Purpose: Although survival of encapsulated thymomas is usually good, some patients present a higher incidence rate of recurrence and a shorter long-term survival. Abnormalities in the components of cell cycle checkpoints are extremely common among virtually all neoplasms. In this study, three components of the cell cycle machinery (i.e., p21, p27 and p53) were examined in a series of well-characterized encapsulated thymoma specimens to analyze coregulation and influence on recurrence and survival.

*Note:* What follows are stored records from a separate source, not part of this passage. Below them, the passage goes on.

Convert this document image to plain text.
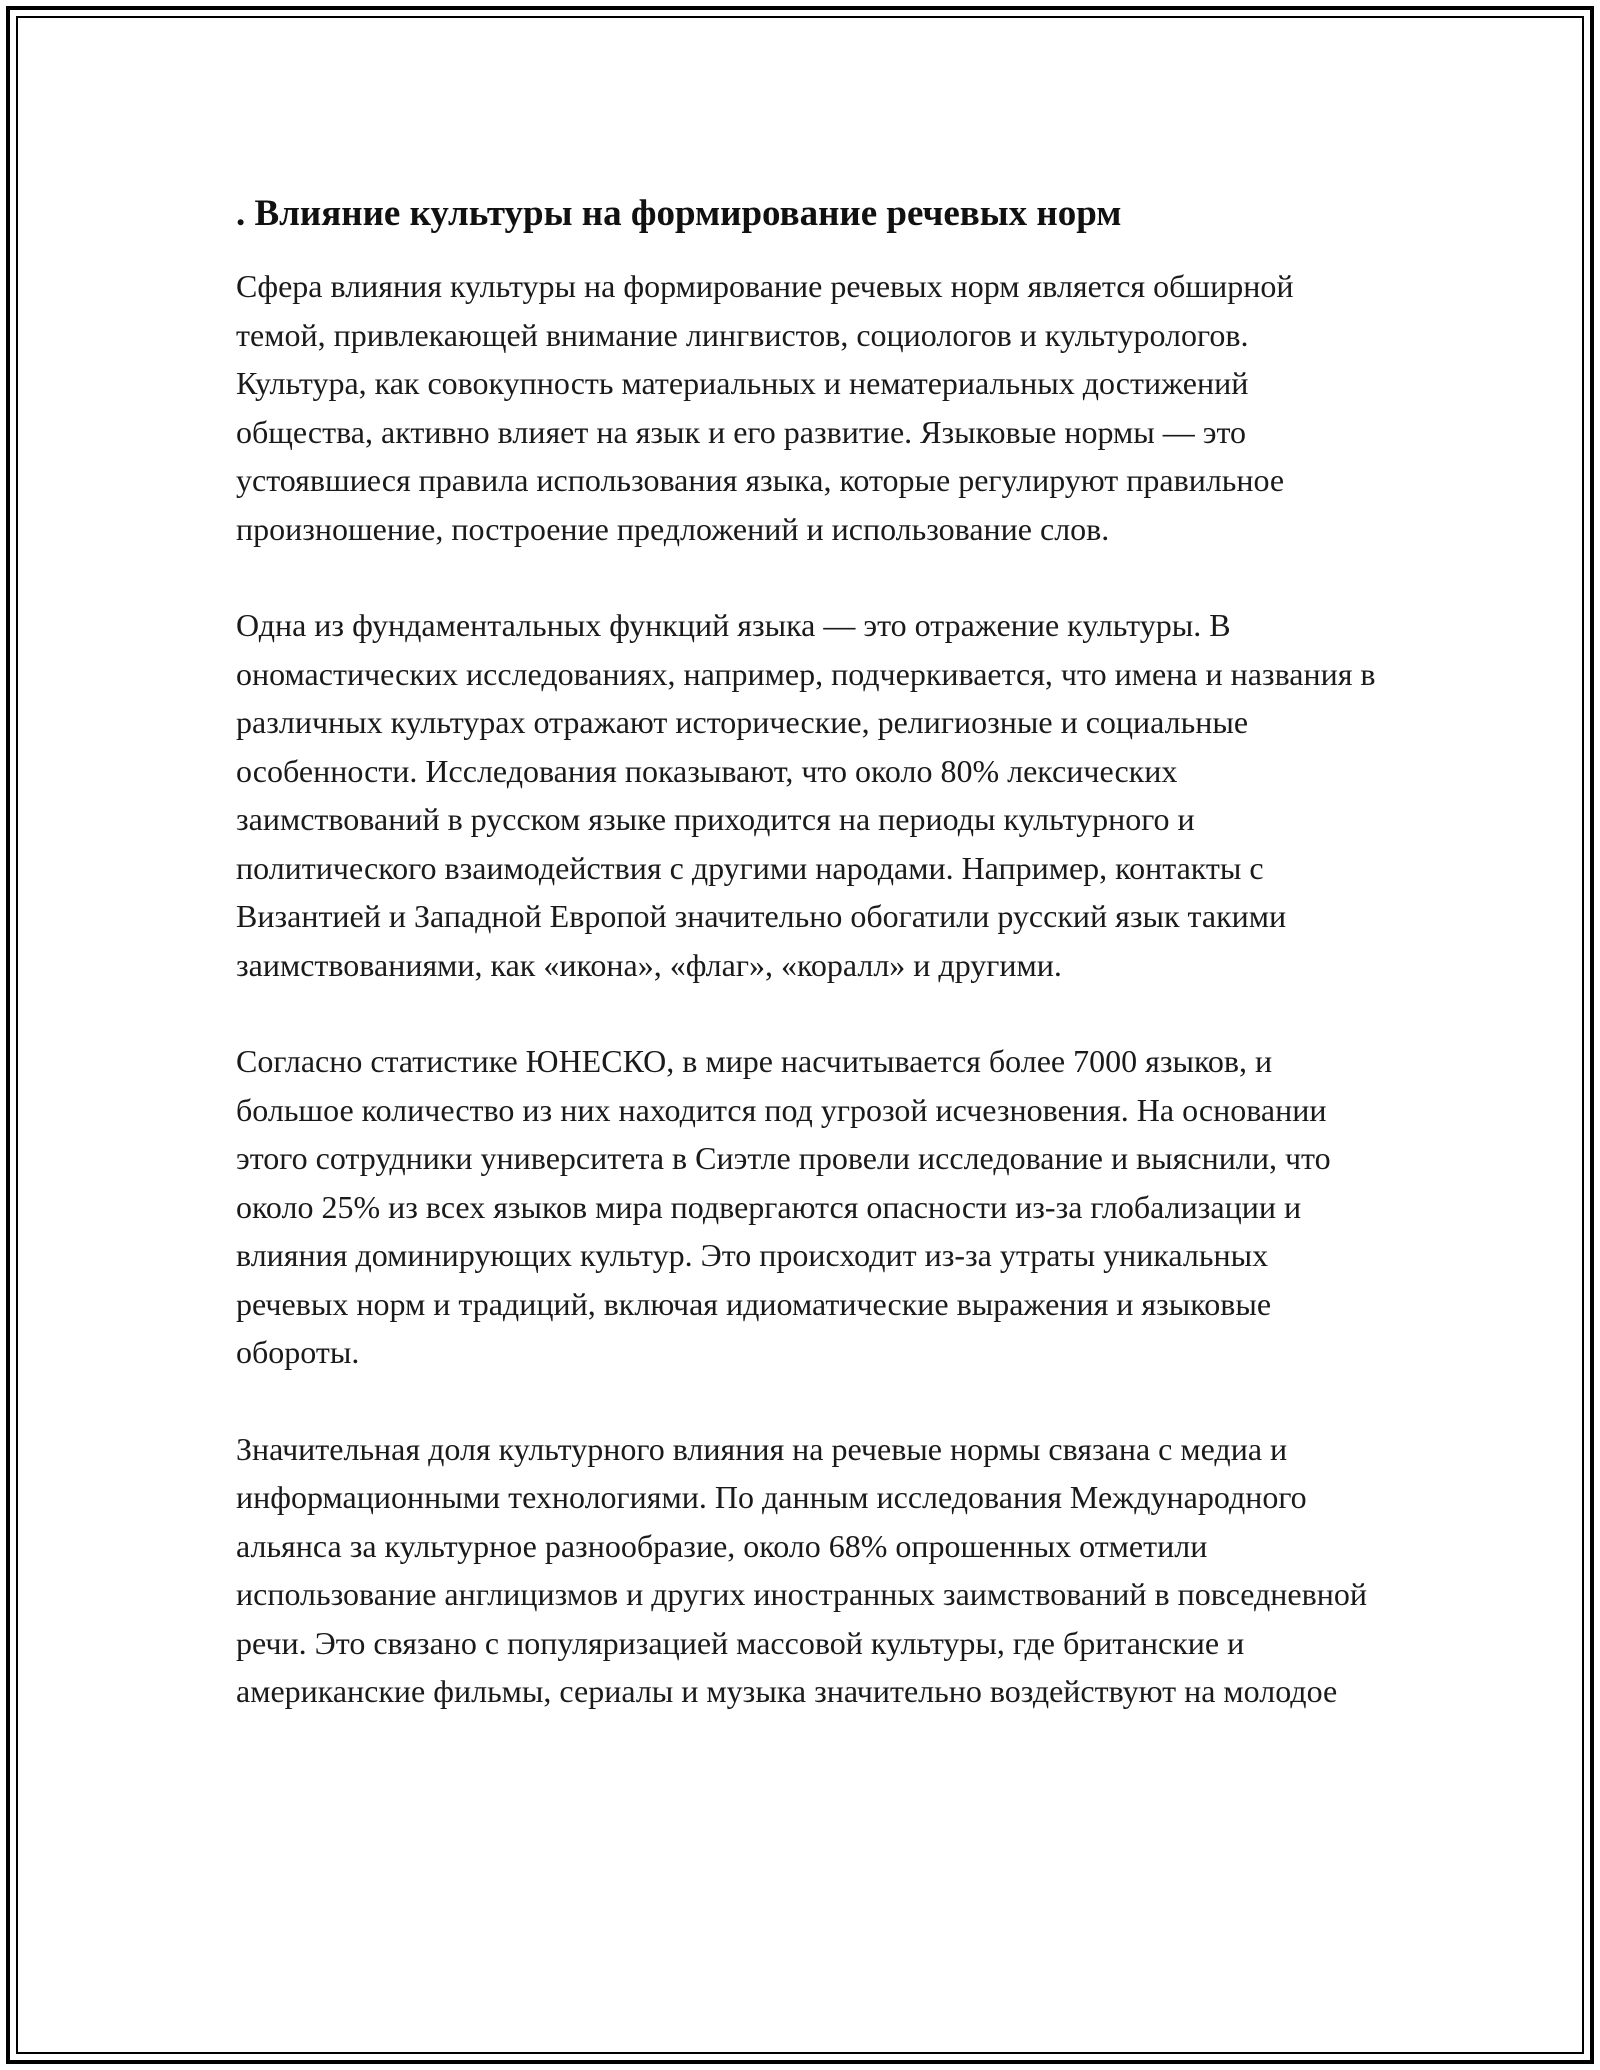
. Влияние культуры на формирование речевых норм

Сфера влияния культуры на формирование речевых норм является обширной темой, привлекающей внимание лингвистов, социологов и культурологов. Культура, как совокупность материальных и нематериальных достижений общества, активно влияет на язык и его развитие. Языковые нормы — это устоявшиеся правила использования языка, которые регулируют правильное произношение, построение предложений и использование слов.

Одна из фундаментальных функций языка — это отражение культуры. В ономастических исследованиях, например, подчеркивается, что имена и названия в различных культурах отражают исторические, религиозные и социальные особенности. Исследования показывают, что около 80% лексических заимствований в русском языке приходится на периоды культурного и политического взаимодействия с другими народами. Например, контакты с Византией и Западной Европой значительно обогатили русский язык такими заимствованиями, как «икона», «флаг», «коралл» и другими.

Согласно статистике ЮНЕСКО, в мире насчитывается более 7000 языков, и большое количество из них находится под угрозой исчезновения. На основании этого сотрудники университета в Сиэтле провели исследование и выяснили, что около 25% из всех языков мира подвергаются опасности из-за глобализации и влияния доминирующих культур. Это происходит из-за утраты уникальных речевых норм и традиций, включая идиоматические выражения и языковые обороты.

Значительная доля культурного влияния на речевые нормы связана с медиа и информационными технологиями. По данным исследования Международного альянса за культурное разнообразие, около 68% опрошенных отметили использование англицизмов и других иностранных заимствований в повседневной речи. Это связано с популяризацией массовой культуры, где британские и американские фильмы, сериалы и музыка значительно воздействуют на молодое
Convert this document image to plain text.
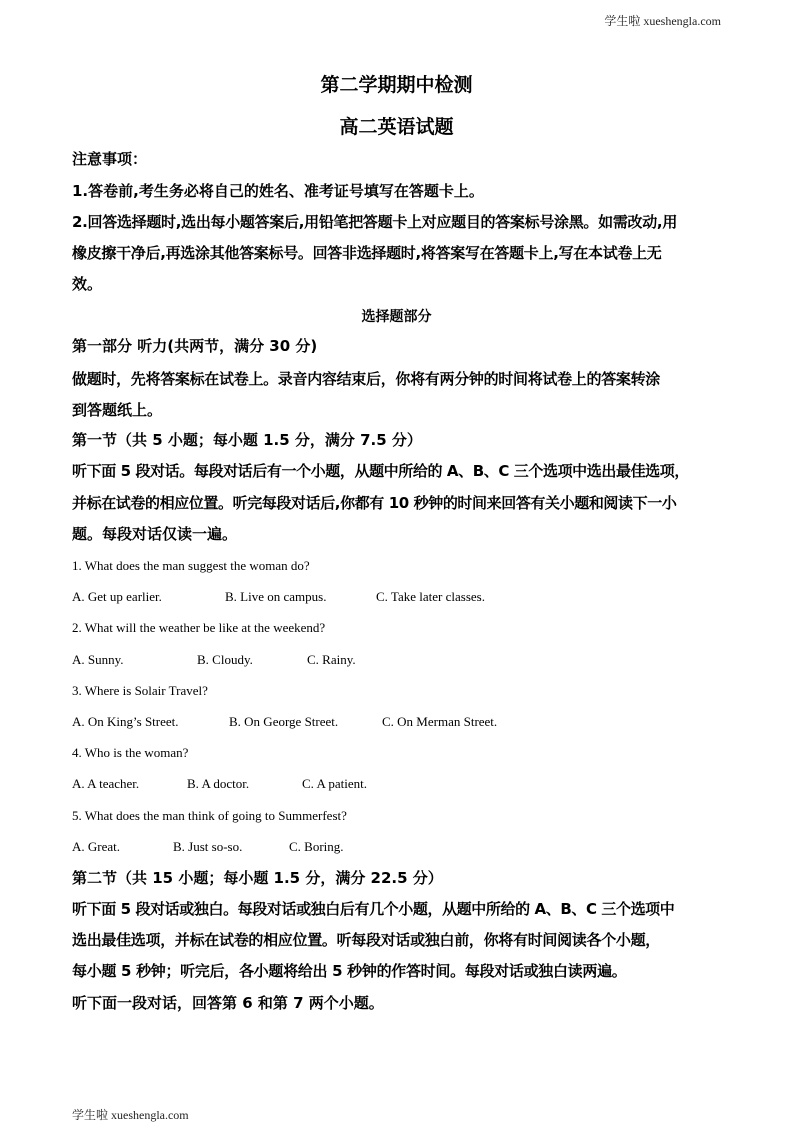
学生啦 xueshengla.com
第二学期期中检测
高二英语试题
注意事项：
1.答卷前,考生务必将自己的姓名、准考证号填写在答题卡上。
2.回答选择题时,选出每小题答案后,用铅笔把答题卡上对应题目的答案标号涂黑。如需改动,用
橡皮擦干净后,再选涂其他答案标号。回答非选择题时,将答案写在答题卡上,写在本试卷上无
效。
选择题部分
第一部分 听力(共两节，满分 30 分)
做题时，先将答案标在试卷上。录音内容结束后，你将有两分钟的时间将试卷上的答案转涂
到答题纸上。
第一节（共 5 小题；每小题 1.5 分，满分 7.5 分）
听下面 5 段对话。每段对话后有一个小题，从题中所给的 A、B、C 三个选项中选出最佳选项，
并标在试卷的相应位置。听完每段对话后,你都有 10 秒钟的时间来回答有关小题和阅读下一小
题。每段对话仅读一遍。
1. What does the man suggest the woman do?
A. Get up earlier.	B. Live on campus.	C. Take later classes.
2. What will the weather be like at the weekend?
A. Sunny.	B. Cloudy.	C. Rainy.
3. Where is Solair Travel?
A. On King’s Street.	B. On George Street.	C. On Merman Street.
4. Who is the woman?
A. A teacher.	B. A doctor.	C. A patient.
5. What does the man think of going to Summerfest?
A. Great.	B. Just so-so.	C. Boring.
第二节（共 15 小题；每小题 1.5 分，满分 22.5 分）
听下面 5 段对话或独白。每段对话或独白后有几个小题，从题中所给的 A、B、C 三个选项中
选出最佳选项，并标在试卷的相应位置。听每段对话或独白前，你将有时间阅读各个小题，
每小题 5 秒钟；听完后，各小题将给出 5 秒钟的作答时间。每段对话或独白读两遍。
听下面一段对话，回答第 6 和第 7 两个小题。
学生啦 xueshengla.com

Experimental design: Sixty-eight consecutive patients with thymoma were operated in our center from 1987 to 2000. Expression of p53, p21, and p27 was studied in specimens from 25 encapsulated thymomas using immunohistochemistry. Generic factors and gene expression influencing the probability of recurrence were studied. Positive expression was dichotomized defining positive when present in more than 5% of tumor cells. Mean follow up was 85.9 months; clinical data about recurrence were recorded.
Results: Univariate analysis suggests that positive p53 (P < 0.05), negative p21 (P = 0.01), and especially negative p27 expressions (P = 0.001) significantly correlate with poor prognosis for disease-free survival. Multivariate Cox regression analysis suggests that negative p27 immunohistology is the only significant variable for poor prognosis (P = 0.03; odds ratio, 0.08; 95% confidence interval, 0.01-0.88).
Conclusions: These results show that loss of control of cell cycle checkpoints is a common occurrence in thymomas and support the idea that functional cooperation between different cell cycle inhibitor proteins constitutes another level of regulation in cell growth control and tumor suppression.